Robert also highlighted some of the methods New York State now uses to win their audits, pointing to the intrusiveness and unpleasantness of domicile tax audits. When leaving New York, most taxpayers don’t quite realize what awaits the majority of them a few years down the line when the inevitable tax audit comes their way, but these excerpts should help set expectations:

“In addition to the traditional audit methods the state uses to make sure a taxpayer isn’t gaming the system — like checking taxpayer’s credit card bills and travel schedules — New York is using a whole new set of high-tech tools, including cell phone records, social media feeds, veterinary and dentist records. Auditors are even conducting in-home inspections to look inside taxpayer’s refrigerators.”

“Auditors now check to make sure a taxpayer’s home in New York is smaller and less expensive than their home in Florida. They want to see if a taxpayer’s most prized artwork, wedding albums, family photos, safe-deposit box and most cherished jewelry is also in Florida. Having your wealth manager and country clubs in Florida is a must. And if a taxpayer’s dentist is in New York, rather than Florida, that’s a red flag for auditors.”

“Another big audit test: dogs. Klein and others recommend that clients keep their dogs in Florida along with their veterinarian. ‘Pets are considered part of your family,’ Klein said. ‘So if you want to lose a case very quickly, kennel your dog in New York when you travel.’”

“Auditors have even been known to visit people’s pied-a-terres in New York to check refrigerators and dresser drawers to make sure the taxpayer doesn’t really live there anymore. ‘I had one audit where the agent opened the refrigerator and the stuff had been sitting there for a year and a half,’ Horowitz said. ‘We won the case.’”

The article and video outline other tips and tricks regarding tax audits and cited Monaeo’s Personal Edition, given its status as the pioneering, most widely-used and advanced technology solution in this space.

“Taxpayers are coming up with their own high-tech tools.

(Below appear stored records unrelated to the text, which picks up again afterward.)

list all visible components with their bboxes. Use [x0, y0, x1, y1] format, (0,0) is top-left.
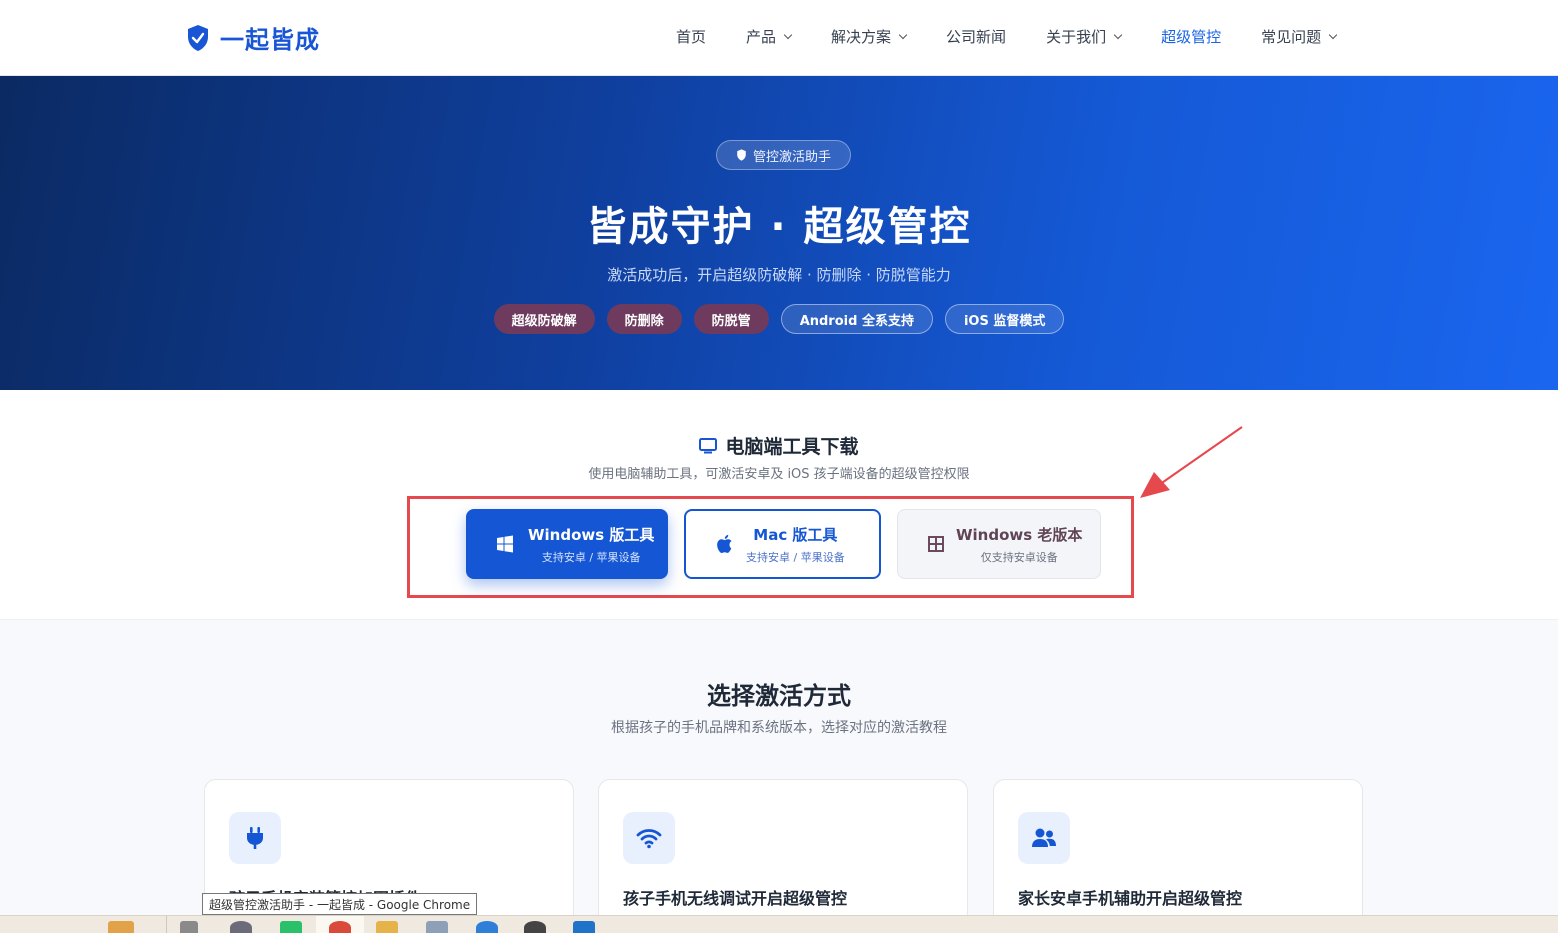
chevron-down-icon: [783, 30, 793, 39]
start-mascot-icon[interactable]: [108, 921, 134, 933]
notepad-icon[interactable]: [426, 921, 448, 933]
feature-tag: 防脱管: [693, 304, 769, 334]
shield-icon: [737, 149, 746, 161]
button-title: Windows 版工具: [528, 525, 655, 544]
download-section-title: 电脑端工具下载: [0, 432, 1558, 459]
nav-item-faq[interactable]: 常见问题: [1261, 26, 1338, 47]
nav-label: 公司新闻: [946, 28, 1007, 46]
hero-tags: 超级防破解 防删除 防脱管 Android 全系支持 iOS 监督模式: [0, 304, 1558, 334]
nav-label: 常见问题: [1261, 28, 1322, 46]
nav-item-solutions[interactable]: 解决方案: [831, 26, 908, 47]
os-taskbar: [0, 915, 1558, 933]
users-icon: [1032, 828, 1056, 847]
monitor-icon: [699, 437, 718, 453]
shield-logo-icon: [188, 24, 208, 51]
button-title: Mac 版工具: [753, 525, 838, 544]
activation-title: 选择激活方式: [707, 682, 851, 710]
nav-item-home[interactable]: 首页: [676, 26, 706, 47]
nav-item-about[interactable]: 关于我们: [1046, 26, 1123, 47]
download-mac-button[interactable]: Mac 版工具 支持安卓 / 苹果设备: [684, 509, 881, 579]
download-windows-button[interactable]: Windows 版工具 支持安卓 / 苹果设备: [466, 509, 668, 579]
button-desc: 支持安卓 / 苹果设备: [746, 550, 845, 564]
wifi-icon: [636, 829, 662, 849]
logo-text: 一起皆成: [220, 26, 320, 54]
hero-subtitle: 激活成功后，开启超级防破解 · 防删除 · 防脱管能力: [607, 266, 951, 284]
download-windows-old-button[interactable]: Windows 老版本 仅支持安卓设备: [897, 509, 1101, 579]
card-icon-box: [1018, 812, 1070, 864]
main-nav: 首页 产品 解决方案 公司新闻 关于我们 超级管控 常见问题: [676, 26, 1376, 47]
vscode-icon[interactable]: [573, 921, 595, 933]
nav-label: 解决方案: [831, 28, 892, 46]
hero-banner: 管控激活助手 皆成守护 · 超级管控 激活成功后，开启超级防破解 · 防删除 ·…: [0, 76, 1558, 390]
plug-icon: [247, 827, 263, 849]
chevron-down-icon: [1328, 30, 1338, 39]
activation-section: 选择激活方式 根据孩子的手机品牌和系统版本，选择对应的激活教程 孩子手机安装管控…: [0, 619, 1558, 933]
app-icon[interactable]: [230, 921, 252, 933]
button-desc: 仅支持安卓设备: [980, 550, 1058, 564]
card-title: 家长安卓手机辅助开启超级管控: [1018, 889, 1243, 908]
openai-icon[interactable]: [524, 921, 546, 933]
button-title: Windows 老版本: [956, 525, 1083, 544]
taskview-icon[interactable]: [180, 921, 198, 933]
download-subtitle: 使用电脑辅助工具，可激活安卓及 iOS 孩子端设备的超级管控权限: [588, 467, 970, 482]
windows-icon: [497, 535, 513, 553]
nav-item-super-control[interactable]: 超级管控: [1161, 26, 1221, 47]
hero-badge: 管控激活助手: [716, 140, 851, 170]
nav-label: 首页: [676, 28, 707, 46]
nav-label: 关于我们: [1046, 28, 1107, 46]
logo[interactable]: 一起皆成: [186, 20, 320, 55]
hero-badge-label: 管控激活助手: [752, 149, 831, 165]
edge-icon[interactable]: [476, 921, 498, 933]
windows-old-icon: [928, 536, 944, 552]
activation-subtitle: 根据孩子的手机品牌和系统版本，选择对应的激活教程: [611, 720, 947, 736]
chrome-icon[interactable]: [329, 921, 351, 933]
card-icon-box: [229, 812, 281, 864]
folder-icon[interactable]: [376, 921, 398, 933]
activation-card-wireless[interactable]: 孩子手机无线调试开启超级管控: [598, 779, 968, 933]
wechat-icon[interactable]: [280, 921, 302, 933]
window-tooltip: 超级管控激活助手 - 一起皆成 - Google Chrome: [202, 893, 478, 915]
activation-card-parent-phone[interactable]: 家长安卓手机辅助开启超级管控: [993, 779, 1363, 933]
nav-label: 超级管控: [1161, 28, 1222, 46]
annotation-arrow: [1140, 426, 1243, 498]
feature-tag: Android 全系支持: [780, 304, 933, 334]
nav-item-products[interactable]: 产品: [746, 26, 793, 47]
feature-tag: 超级防破解: [493, 304, 595, 334]
taskbar-separator: [166, 916, 167, 933]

Moneao calls itself a ‘personal audit defense system’ and sells an app and web interface that allows users to easily track and log their days in and out of a state to make sure they don’t exceed the limit. Monaeo said use of its ‘Personal Edition’ app is up 51 percent in 2018 over 2017.”

The CNBC piece nicely outlines the domicile and residency tax issues that many people are currently facing. The risk is high, particularly for wealthy individuals that move out-of-state, and as we’ve said before, the burden of proof is on the taxpayer. Auditors have many legal and digital analytics tools at their disposal to get to the details of where you spend your days, while most taxpayers are still largely exposed and unprepared. We live in a time when we can gain back more control here, and Monaeo provides that control, as well as the ability to protect yourself with data that can become the proof you need to win your audit.

Nothing in this article should be considered or construed as tax advice. Monaeo does not dispense tax advice and always recommends that taxpayers consult their accountants or lawyers.